I have two topics:
- 1 topic with event data (
EventData
, let's say 5 partitions) -- logs on this topic use CustomerID as a key. - 1 compact topic with enrichment data (
EnrichmentKVs
, let's say 3 partitions) -- logs on this topic use the same CustomerID as a key.
The goal is to keep EnrichmentKVs in a Faust table and when EventData logs are streamed in, they are enriched with the data from that table and published to a new stream/topic.

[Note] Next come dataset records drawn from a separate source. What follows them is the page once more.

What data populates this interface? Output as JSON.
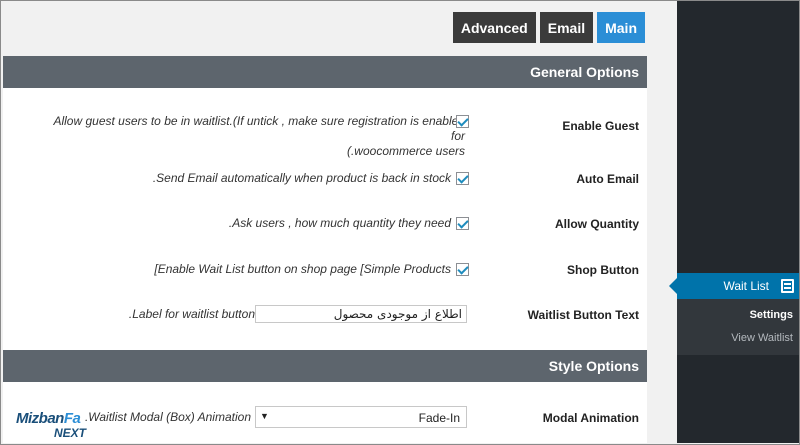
{
  "tabs": [
    {
      "label": "Advanced",
      "active": false
    },
    {
      "label": "Email",
      "active": false
    },
    {
      "label": "Main",
      "active": true
    }
  ],
  "sections": {
    "general": "General Options",
    "style": "Style Options"
  },
  "options": {
    "enable_guest": {
      "label": "Enable Guest",
      "desc_line1": "Allow guest users to be in waitlist.(If untick , make sure registration is enabled for",
      "desc_line2": "(.woocommerce users",
      "checked": true
    },
    "auto_email": {
      "label": "Auto Email",
      "desc": ".Send Email automatically when product is back in stock",
      "checked": true
    },
    "allow_quantity": {
      "label": "Allow Quantity",
      "desc": ".Ask users , how much quantity they need",
      "checked": true
    },
    "shop_button": {
      "label": "Shop Button",
      "desc": "[Enable Wait List button on shop page [Simple Products",
      "checked": true
    },
    "waitlist_button_text": {
      "label": "Waitlist Button Text",
      "value": "اطلاع از موجودی محصول",
      "desc": ".Label for waitlist button"
    },
    "modal_animation": {
      "label": "Modal Animation",
      "value": "Fade-In",
      "desc": ".Waitlist Modal (Box) Animation"
    }
  },
  "sidebar": {
    "active_item": "Wait List",
    "submenu": [
      {
        "label": "Settings",
        "current": true
      },
      {
        "label": "View Waitlist",
        "current": false
      }
    ]
  },
  "logo": {
    "line1_a": "Mizban",
    "line1_b": "Fa",
    "line2": "NEXT"
  },
  "colors": {
    "accent": "#2b8ed6",
    "section_header": "#5d656d",
    "sidebar_bg": "#23282d",
    "sidebar_active": "#0073aa"
  }
}
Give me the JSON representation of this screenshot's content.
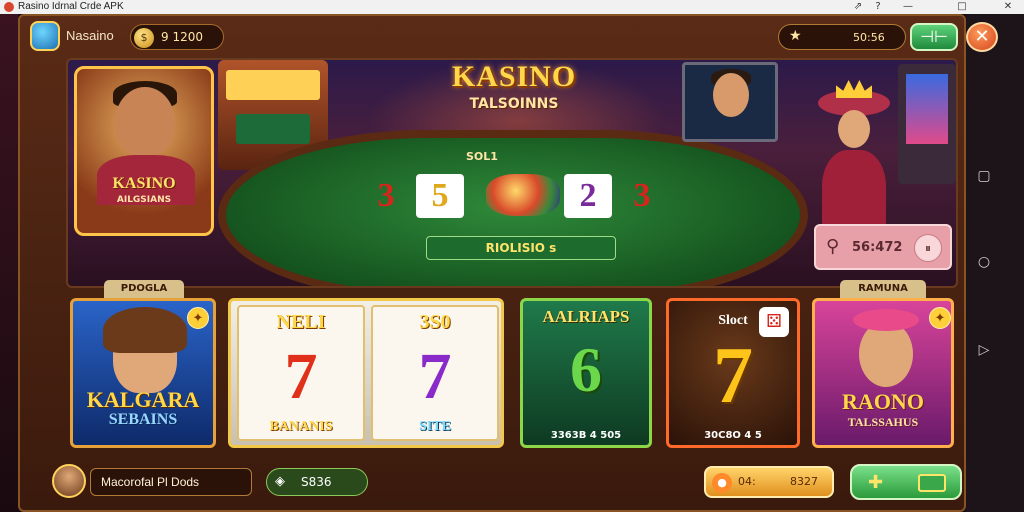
{
  "window": {
    "title": "Rasino Idrnal Crde APK",
    "controls": [
      "⇗",
      "?",
      "—",
      "□",
      "✕"
    ]
  },
  "android_nav": [
    "▢",
    "○",
    "▷"
  ],
  "header": {
    "brand": "Nasaino",
    "coins": "9 1200",
    "coin_icon": "coin-icon",
    "star_value": "50:56",
    "menu_symbol": "⊣⊢",
    "close_symbol": "✕"
  },
  "hero": {
    "title": "KASINO",
    "subtitle": "TALSOINNS",
    "portrait_title": "KASINO",
    "portrait_sub": "AILGSIANS",
    "table_label": "SOL1",
    "cards": [
      "3",
      "5",
      "2",
      "3"
    ],
    "table_banner": "RIOLISIO s",
    "score_value": "56:472",
    "score_btn": "⏸"
  },
  "tiles": [
    {
      "tab": "PDOGLA",
      "title": "KALGARA",
      "subtitle": "SEBAINS",
      "fav": "✦"
    },
    {
      "header_left": "NELI",
      "header_right": "3S0",
      "reel_left": "7",
      "reel_right": "7",
      "footer_left": "BANANIS",
      "footer_right": "SITE"
    },
    {
      "title": "AALRIAPS",
      "big": "6",
      "footer": "3363B 4 505"
    },
    {
      "title": "Sloct",
      "big": "7",
      "footer": "30C8O 4 5"
    },
    {
      "tab": "RAMUNA",
      "title": "RAONO",
      "subtitle": "TALSSAHUS",
      "fav": "✦"
    }
  ],
  "bottom": {
    "user_name": "Macorofal Pl Dods",
    "coins": "S836",
    "gold_label": "04:",
    "gold_value": "8327"
  },
  "colors": {
    "frame": "#5a2b16",
    "accent_gold": "#ffd84a",
    "green": "#2a9a3a"
  }
}
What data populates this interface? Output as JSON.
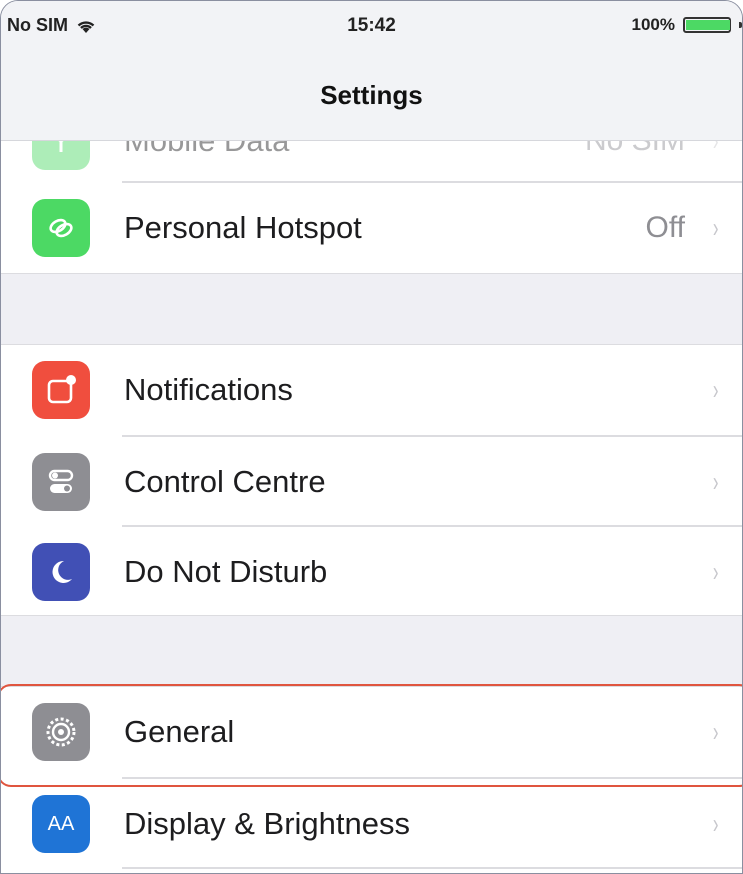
{
  "status_bar": {
    "carrier": "No SIM",
    "time": "15:42",
    "battery": "100%"
  },
  "nav": {
    "title": "Settings"
  },
  "rows": {
    "mobile_data": {
      "label": "Mobile Data",
      "value": "No SIM"
    },
    "personal_hotspot": {
      "label": "Personal Hotspot",
      "value": "Off"
    },
    "notifications": {
      "label": "Notifications"
    },
    "control_centre": {
      "label": "Control Centre"
    },
    "do_not_disturb": {
      "label": "Do Not Disturb"
    },
    "general": {
      "label": "General"
    },
    "display_brightness": {
      "label": "Display & Brightness",
      "icon_text": "AA"
    }
  },
  "chevron": "›",
  "colors": {
    "hotspot": "#4cd964",
    "notifications": "#f04e3e",
    "control_centre": "#8e8e93",
    "do_not_disturb": "#4150b5",
    "general": "#8e8e93",
    "display": "#1f74d6",
    "highlight": "#e0553f"
  }
}
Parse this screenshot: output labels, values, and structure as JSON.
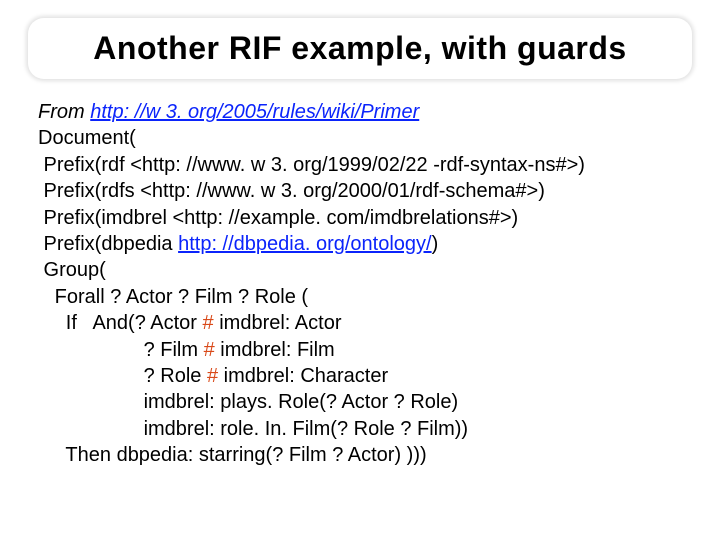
{
  "title": "Another RIF example, with guards",
  "from_label": "From ",
  "from_link": "http: //w 3. org/2005/rules/wiki/Primer",
  "code": {
    "l1": "Document(",
    "l2": " Prefix(rdf <http: //www. w 3. org/1999/02/22 -rdf-syntax-ns#>)",
    "l3": " Prefix(rdfs <http: //www. w 3. org/2000/01/rdf-schema#>)",
    "l4": " Prefix(imdbrel <http: //example. com/imdbrelations#>)",
    "l5a": " Prefix(dbpedia ",
    "l5_link": "http: //dbpedia. org/ontology/",
    "l5b": ")",
    "l6": " Group(",
    "l7": "   Forall ? Actor ? Film ? Role (",
    "l8a": "     If   And(? Actor ",
    "l8b": " imdbrel: Actor",
    "l9a": "                   ? Film ",
    "l9b": " imdbrel: Film",
    "l10a": "                   ? Role ",
    "l10b": " imdbrel: Character",
    "l11": "                   imdbrel: plays. Role(? Actor ? Role)",
    "l12": "                   imdbrel: role. In. Film(? Role ? Film))",
    "l13": "     Then dbpedia: starring(? Film ? Actor) )))",
    "hash": "#"
  }
}
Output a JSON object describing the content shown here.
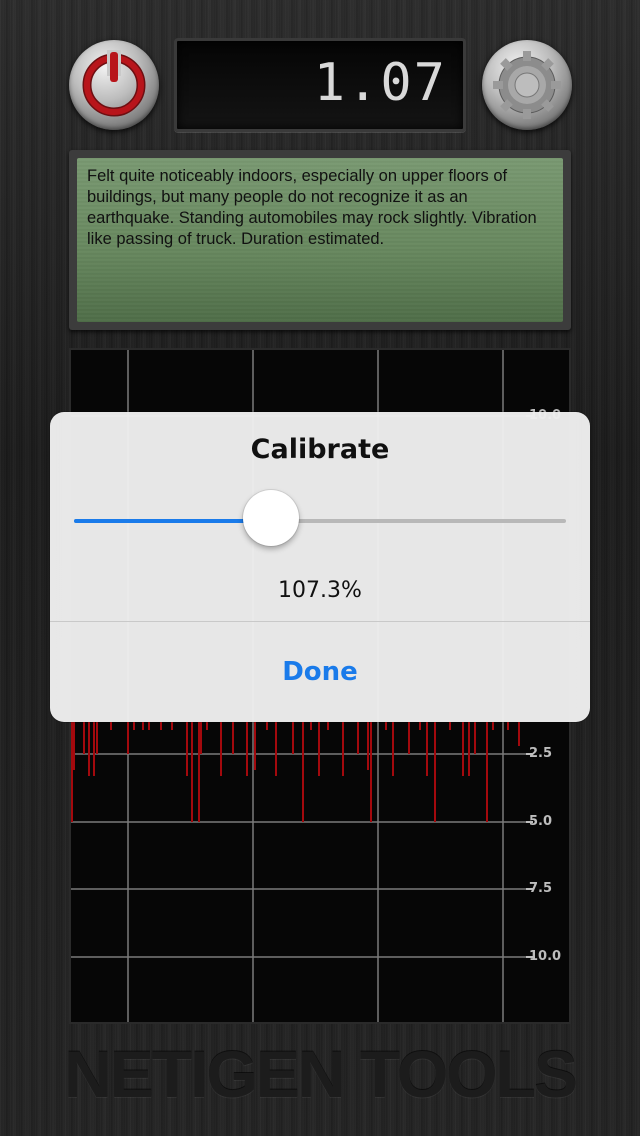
{
  "header": {
    "power_icon": "power-icon",
    "settings_icon": "gear-icon",
    "reading": "1.07"
  },
  "description": {
    "text": "Felt quite noticeably indoors, especially on upper floors of buildings, but many people do not recognize it as an earthquake. Standing automobiles may rock slightly. Vibration like passing of truck. Duration estimated."
  },
  "graph": {
    "axis_labels": [
      "10.0",
      "2.5",
      "5.0",
      "7.5",
      "10.0"
    ],
    "spike_color": "#a3090d",
    "grid_color": "#7a7a7a"
  },
  "brand": "NETIGEN TOOLS",
  "dialog": {
    "title": "Calibrate",
    "slider_fraction": 0.4,
    "value_text": "107.3%",
    "done_label": "Done",
    "accent": "#1a7bea"
  }
}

So I have two Faust (python) applications, each with its own number of instances running:
- App1 (N-instances running) publishes to the EventData topic with the key=CustomerId
- App2 (M-instances running) does the following:
- update the faust table (
EnrichmentKVsTable
) for values from EnrichmentKVs topic - stream-in from EventData topic and "join" the data from the Faust table with the data streaming from
Eventdata
- update the faust table (
My understanding is that every instance of App2 will only have a partial Table of EnrichmentKVs based on the partitioning key. For the "JOIN" to work, any logs for EventData(key="1234")
must go to the same App2 instance as the logs for EnrichmentKVsTable(key="1234")
How can Faust ensure this when the partitioning of the two input topics is different, and the number of instances of each application might also be different? Or am I approaching this problem wrong?